After I upgraded buildbot to 4.0, I tried to downgrade it again. Problem: database migration failed to come back to 3.x schema, it failed badly with an internal error.

When I upgraded buildbot to 4.0, the database schema was automatically updated as part of our Salt script. I didn't notice that the upgrade was from buildbot 3.x to 4.0.

pablogsal commented 2 weeks ago

What's broken other than our custom release dashboard? I'm not seeing the same "everything is slower"; on the contrary, everything actually seems rather snappier since a selective pruning of the database.

For me loading any page requires more than half a minute, including the builder list, the workers and the waterfall view. Specially slower is the page listing the builds for a given builder.

Additionally the web API takes much more to respond.

The only view that remains unaffected is the single build view where the logs can be inspected.
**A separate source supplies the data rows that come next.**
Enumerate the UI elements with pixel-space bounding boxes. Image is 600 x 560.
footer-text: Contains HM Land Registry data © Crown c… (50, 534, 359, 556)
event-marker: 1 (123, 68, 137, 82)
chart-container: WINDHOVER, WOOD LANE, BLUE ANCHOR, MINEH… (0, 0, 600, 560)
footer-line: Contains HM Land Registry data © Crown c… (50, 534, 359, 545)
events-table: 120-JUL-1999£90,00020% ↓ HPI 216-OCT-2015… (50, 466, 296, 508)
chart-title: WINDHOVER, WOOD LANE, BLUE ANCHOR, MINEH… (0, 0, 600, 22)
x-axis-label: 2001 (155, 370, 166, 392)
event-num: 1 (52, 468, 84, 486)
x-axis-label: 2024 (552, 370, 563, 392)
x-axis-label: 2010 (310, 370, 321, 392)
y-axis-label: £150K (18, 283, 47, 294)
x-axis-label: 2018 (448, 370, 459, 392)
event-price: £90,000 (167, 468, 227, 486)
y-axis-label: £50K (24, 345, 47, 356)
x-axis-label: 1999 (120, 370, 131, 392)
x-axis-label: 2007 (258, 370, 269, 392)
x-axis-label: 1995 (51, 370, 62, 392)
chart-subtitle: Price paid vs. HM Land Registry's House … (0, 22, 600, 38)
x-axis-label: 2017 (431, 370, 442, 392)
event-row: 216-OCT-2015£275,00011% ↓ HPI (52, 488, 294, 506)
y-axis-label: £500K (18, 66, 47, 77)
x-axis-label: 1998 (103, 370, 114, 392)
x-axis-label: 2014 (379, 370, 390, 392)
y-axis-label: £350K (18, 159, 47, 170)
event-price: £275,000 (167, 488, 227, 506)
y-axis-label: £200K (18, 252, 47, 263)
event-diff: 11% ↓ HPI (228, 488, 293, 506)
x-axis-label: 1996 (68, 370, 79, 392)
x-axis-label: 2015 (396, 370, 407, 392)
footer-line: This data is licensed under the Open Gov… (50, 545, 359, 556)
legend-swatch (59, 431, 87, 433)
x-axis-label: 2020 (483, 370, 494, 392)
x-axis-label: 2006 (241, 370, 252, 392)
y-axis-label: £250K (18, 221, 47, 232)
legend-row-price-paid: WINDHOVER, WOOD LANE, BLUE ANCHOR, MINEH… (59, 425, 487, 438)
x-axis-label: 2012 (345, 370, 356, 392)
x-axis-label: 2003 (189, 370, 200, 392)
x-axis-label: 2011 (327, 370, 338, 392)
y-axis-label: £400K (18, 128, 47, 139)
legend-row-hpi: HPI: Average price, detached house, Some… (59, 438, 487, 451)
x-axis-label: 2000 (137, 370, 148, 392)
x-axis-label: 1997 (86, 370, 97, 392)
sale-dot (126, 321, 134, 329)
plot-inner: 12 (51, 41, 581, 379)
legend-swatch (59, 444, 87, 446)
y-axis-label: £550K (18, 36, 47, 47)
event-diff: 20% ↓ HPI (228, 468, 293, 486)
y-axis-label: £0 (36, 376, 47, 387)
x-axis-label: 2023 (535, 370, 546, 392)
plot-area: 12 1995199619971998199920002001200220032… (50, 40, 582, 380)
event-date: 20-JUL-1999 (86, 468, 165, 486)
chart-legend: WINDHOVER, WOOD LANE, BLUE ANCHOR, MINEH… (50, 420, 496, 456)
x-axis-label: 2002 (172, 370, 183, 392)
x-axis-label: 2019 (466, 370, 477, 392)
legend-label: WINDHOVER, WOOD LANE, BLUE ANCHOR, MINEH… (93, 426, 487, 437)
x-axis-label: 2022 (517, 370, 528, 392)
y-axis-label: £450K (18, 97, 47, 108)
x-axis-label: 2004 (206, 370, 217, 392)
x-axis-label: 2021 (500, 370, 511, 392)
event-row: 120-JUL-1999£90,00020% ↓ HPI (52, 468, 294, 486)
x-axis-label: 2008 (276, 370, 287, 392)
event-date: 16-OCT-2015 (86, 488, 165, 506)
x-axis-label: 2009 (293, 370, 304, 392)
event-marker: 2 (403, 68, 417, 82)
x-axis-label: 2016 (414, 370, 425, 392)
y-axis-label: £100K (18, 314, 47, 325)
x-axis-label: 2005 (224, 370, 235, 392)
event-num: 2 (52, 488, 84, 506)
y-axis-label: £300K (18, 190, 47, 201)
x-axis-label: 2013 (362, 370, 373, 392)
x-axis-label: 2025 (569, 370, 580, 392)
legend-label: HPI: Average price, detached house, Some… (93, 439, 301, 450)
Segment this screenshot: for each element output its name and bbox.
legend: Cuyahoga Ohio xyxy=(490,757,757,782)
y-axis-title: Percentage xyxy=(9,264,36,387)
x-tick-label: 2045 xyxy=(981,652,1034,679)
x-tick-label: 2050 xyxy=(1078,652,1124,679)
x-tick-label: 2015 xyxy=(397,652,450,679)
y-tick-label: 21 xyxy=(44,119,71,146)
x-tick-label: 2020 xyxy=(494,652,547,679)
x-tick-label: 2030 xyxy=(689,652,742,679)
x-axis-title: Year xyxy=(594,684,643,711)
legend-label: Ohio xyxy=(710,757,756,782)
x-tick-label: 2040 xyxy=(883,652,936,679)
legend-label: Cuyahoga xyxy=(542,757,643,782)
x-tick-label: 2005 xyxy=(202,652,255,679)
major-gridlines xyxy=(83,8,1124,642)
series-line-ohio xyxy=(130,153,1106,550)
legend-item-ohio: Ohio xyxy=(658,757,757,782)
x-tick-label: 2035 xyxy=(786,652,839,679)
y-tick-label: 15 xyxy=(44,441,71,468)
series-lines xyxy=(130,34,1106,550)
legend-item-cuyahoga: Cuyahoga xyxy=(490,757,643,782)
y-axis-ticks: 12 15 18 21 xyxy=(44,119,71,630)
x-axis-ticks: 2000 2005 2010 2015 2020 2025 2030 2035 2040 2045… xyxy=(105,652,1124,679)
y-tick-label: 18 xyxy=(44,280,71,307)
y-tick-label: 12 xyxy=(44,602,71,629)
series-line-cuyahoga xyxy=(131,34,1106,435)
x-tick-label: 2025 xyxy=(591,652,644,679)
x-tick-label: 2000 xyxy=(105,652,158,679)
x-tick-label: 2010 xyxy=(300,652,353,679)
vstinner commented 2 weeks ago

For me loading any page requires more than half a minute, including the builder list

That's the bug https://github.com/buildbot/buildbot/issues/7826 : if you filter by "3.x" tag, it's quite fast to load the page.
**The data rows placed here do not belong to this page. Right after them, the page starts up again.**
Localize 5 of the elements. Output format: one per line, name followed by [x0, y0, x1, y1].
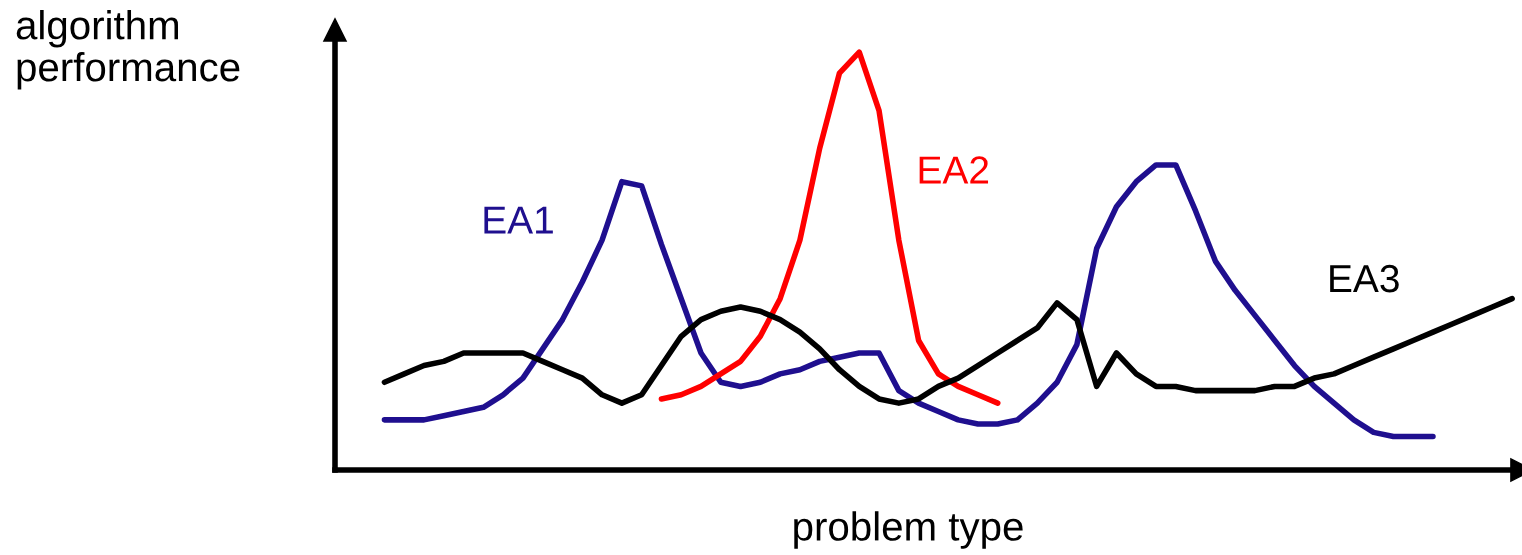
y-axis-title: algorithm performance — [16, 10, 240, 90]
series-label: EA3 — [1330, 264, 1399, 293]
x-axis-title: problem type — [794, 511, 1023, 549]
series-label: EA1 — [484, 206, 553, 234]
series-label: EA2 — [919, 156, 989, 184]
encukou commented 2 weeks ago

@encukou could you please revert https://github.com/python/buildmaster-config/commit/e5d6b0672b9c189a64c2c09eb91d77e20c4c7cdd and the buildbot 4.0 upgrade PRs?

I can certainly try, if that's the consensus, but I don't think it's a good idea, now that the upgrade is done. While we didn't follow the 3→4 upgrade guide, a 4→3 downgrade doesn't even have a guide AFAIK.

I don't have measurements, but Buildbot felt this slow even before the update.

vstinner commented 2 weeks ago

Specially slower is the page listing the builds for a given builder.

It seems like listing builds of a builder is also affected by https://github.com/buildbot/buildbot/issues/7826 : there is no pagination, it just loads ALL builds. That's where @zware work to remove old build would be interesting.

pablogsal commented 2 weeks ago

I don't have measurements, but Buildbot felt this slow even before the update.

I didn't gather times from before the update but I can tell you that at least on my side this is a noticeable regression after the upgrade.